JAKARTA, KOMPAS--Rupiah menguat dalam empat hari terakhir, kendati masih di kisaran Rp 15.000 per dollar AS. Faktor eksternal, seperti rencana penyelesaian perang dagang Amerika Serikat-China, dan masuknya arus modal asing menjadi faktor utama penguatan rupiah.
Berdasarkan kurs referensi Jakarta Interbank Spot Dollar Rate, Jumat (2/11/2018), nilai tukar sebesar Rp 15.089 per dollar AS. Pada Selasa (30/10), nilai tukar sempat menyentuh Rp 15.237 per dollar AS.
Di pasar tunai, rupiah diperdagangkan pada Rp 14.955-Rp 15.100 per dollar AS. Pada Januari-2 November 2018, rupiah terdepresiasi 10,33 persen.
Kepala Departemen Pendalaman Moneter Bank Indonesia (BI) Nanang Hendarsah menyampaikan, penguatan rupiah dipengaruhi optimisme pasar terhadap rencana pertemuan perwakilan AS dan China dalam Konferensi Tingkat Tinggi G20 di Argentina pada November ini, untuk mengakhiri perang dagang. Hal itu terjadi setelah Presiden AS Donald Trump dan Presiden China Xi Jinping berbicara melalui telepon, Kamis lalu.
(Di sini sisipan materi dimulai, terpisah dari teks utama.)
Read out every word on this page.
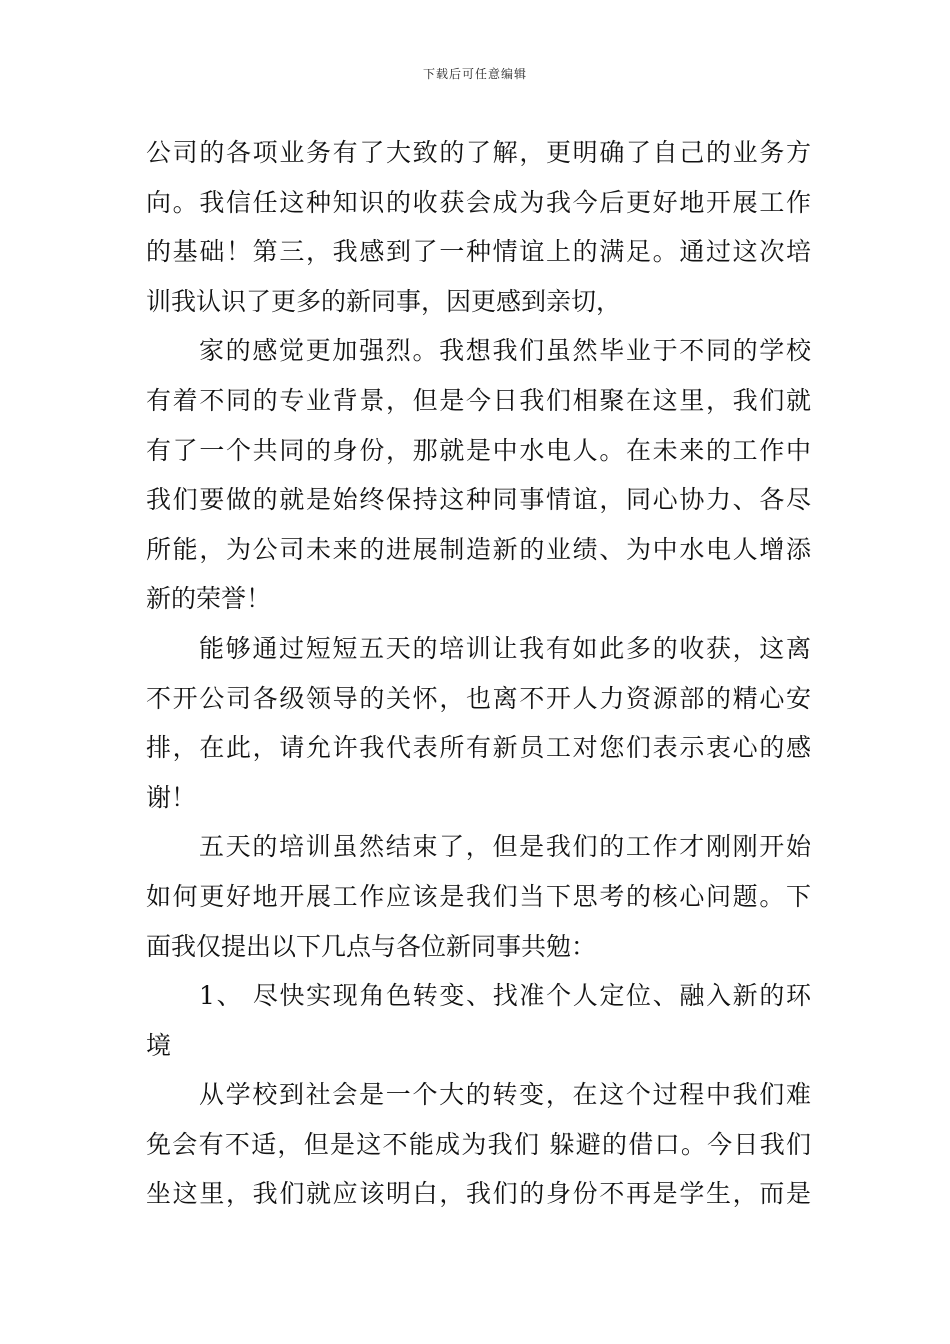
下载后可任意编辑
公司的各项业务有了大致的了解，更明确了自己的业务方
向。我信任这种知识的收获会成为我今后更好地开展工作
的基础！第三，我感到了一种情谊上的满足。通过这次培
训我认识了更多的新同事，因更感到亲切，
家的感觉更加强烈。我想我们虽然毕业于不同的学校
有着不同的专业背景，但是今日我们相聚在这里，我们就
有了一个共同的身份，那就是中水电人。在未来的工作中
我们要做的就是始终保持这种同事情谊，同心协力、各尽
所能，为公司未来的进展制造新的业绩、为中水电人增添
新的荣誉！
能够通过短短五天的培训让我有如此多的收获，这离
不开公司各级领导的关怀，也离不开人力资源部的精心安
排，在此，请允许我代表所有新员工对您们表示衷心的感
谢！
五天的培训虽然结束了，但是我们的工作才刚刚开始
如何更好地开展工作应该是我们当下思考的核心问题。下
面我仅提出以下几点与各位新同事共勉：
1、 尽快实现角色转变、找准个人定位、融入新的环
境
从学校到社会是一个大的转变，在这个过程中我们难
免会有不适，但是这不能成为我们 躲避的借口。今日我们
坐这里，我们就应该明白，我们的身份不再是学生，而是
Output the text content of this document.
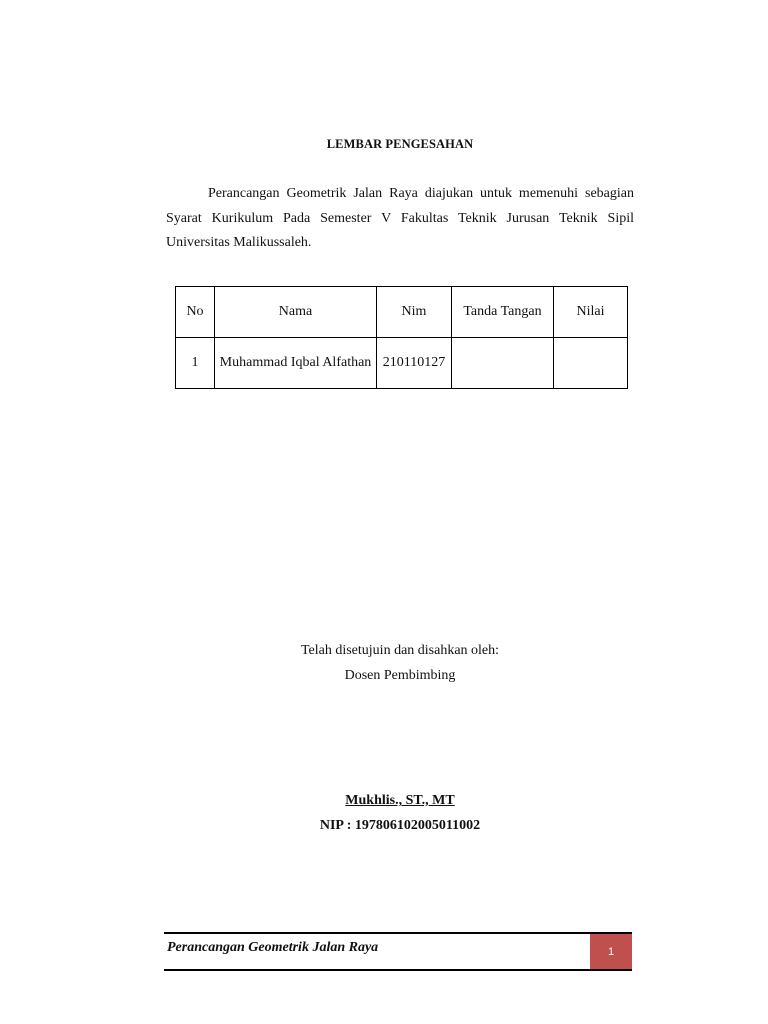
LEMBAR PENGESAHAN

Perancangan Geometrik Jalan Raya diajukan untuk memenuhi sebagian Syarat Kurikulum Pada Semester V Fakultas Teknik Jurusan Teknik Sipil Universitas Malikussaleh.

No	Nama	Nim	Tanda Tangan	Nilai
1	Muhammad Iqbal Alfathan	210110127		
Telah disetujuin dan disahkan oleh:
Dosen Pembimbing
Mukhlis., ST., MT
NIP : 197806102005011002
Perancangan Geometrik Jalan Raya	1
Pasar juga merespons positif kesepakatan Uni Eropa (UE) dan Inggris tentang Brexit yang memungkinkan perusahaan jasa keuangan Inggris memiliki akses ke UE. Respons melalui penjualan dollar itu memperkuat mata uang asing negara-negara lain, terutama negara berkembang.
"Selain itu, penguatan rupiah dipicu arus modal asing ke pasar sekunder obligasi negara yang berlanjut. Hal itu memengaruhi bank-bank domestik melepas dollar AS ke pasar. Selama Oktober 2018, arus masuk modal asing ke pasar sekunder obligasi negara mencapai Rp 15,14 triliun, sedangkan pada Jumat sebesar Rp 2,1 triliun,” kata dia.
Menurut Nanang, pembelian surat berharga negara oleh investor asing menyebabkan imbal hasil obligasi 10 tahun turun dari level tertinggi, yakni 8,79 persen, menjadi 8,46 persen. Namun, imbal hasil riil obligasi masih tinggi, yaitu 5,46 persen, sehingga masih menarik minat investor asing.
Mengatasi defisit
Dalam Kajian Ekonomi Agustus-September 2018, Tim Ekonom PT Bank Mandiri (Persero) Tbk menyebutkan, perang dagang AS-China dan pengetatan moneter global menjadi tantangan terbesar negara-negara berkembang. Perang dagang juga dapat memengaruhi perekonomian Indonesia secara langsung maupun tidak langsung.
Head of Industry Office of Chief Economist Bank Mandiri Dendi Ramdani mengatakan, berbagai upaya perlu dilakukan agar defisit neraca perdagangan dan transaksi berjalan tidak semakin lebar. Pertama, Indonesia harus melakukan negosiasi perdagangan yang lebih intensif ke negara-negara yang menyebabkan neraca perdagangan Indonesia defisit besar, terutama China, Australia, Singapura, dan Thailand.
Kedua, atasi hambatan-hambatan perdagangan terutama dengan UE dan India. Pengecualian biodiesel dari energi terbarukan di UE akan menurunkan permintaan minyak sawit mentah (CPO) sebesar 2,7 juta ton. Adapun India, dengan menaikkan bea masuk CPO dan produk turunan, ingin memanfaatkan kekuatan tawarnya atas Indonesia.
“Ketiga, promosikan ekspor dengan cara mendorong kapasitas yang kurang dimanfaatkan dari beberapa industri seperti otomotif, tekstil, dan kayu lapis. Tujuan utama adalah menemukan pasar baru untuk produk-produk yang tidak memerlukan investasi tambahan,” ujarnya.
Adapun keempat, lanjutnya, kurangi impor dengan memberdayakan industri berorientasi pasar domestik seperti farmasi, petrokima, dan besi-baja. Hal itu perlu diikuti pula dengan memperkuat industri-industri penopangnya.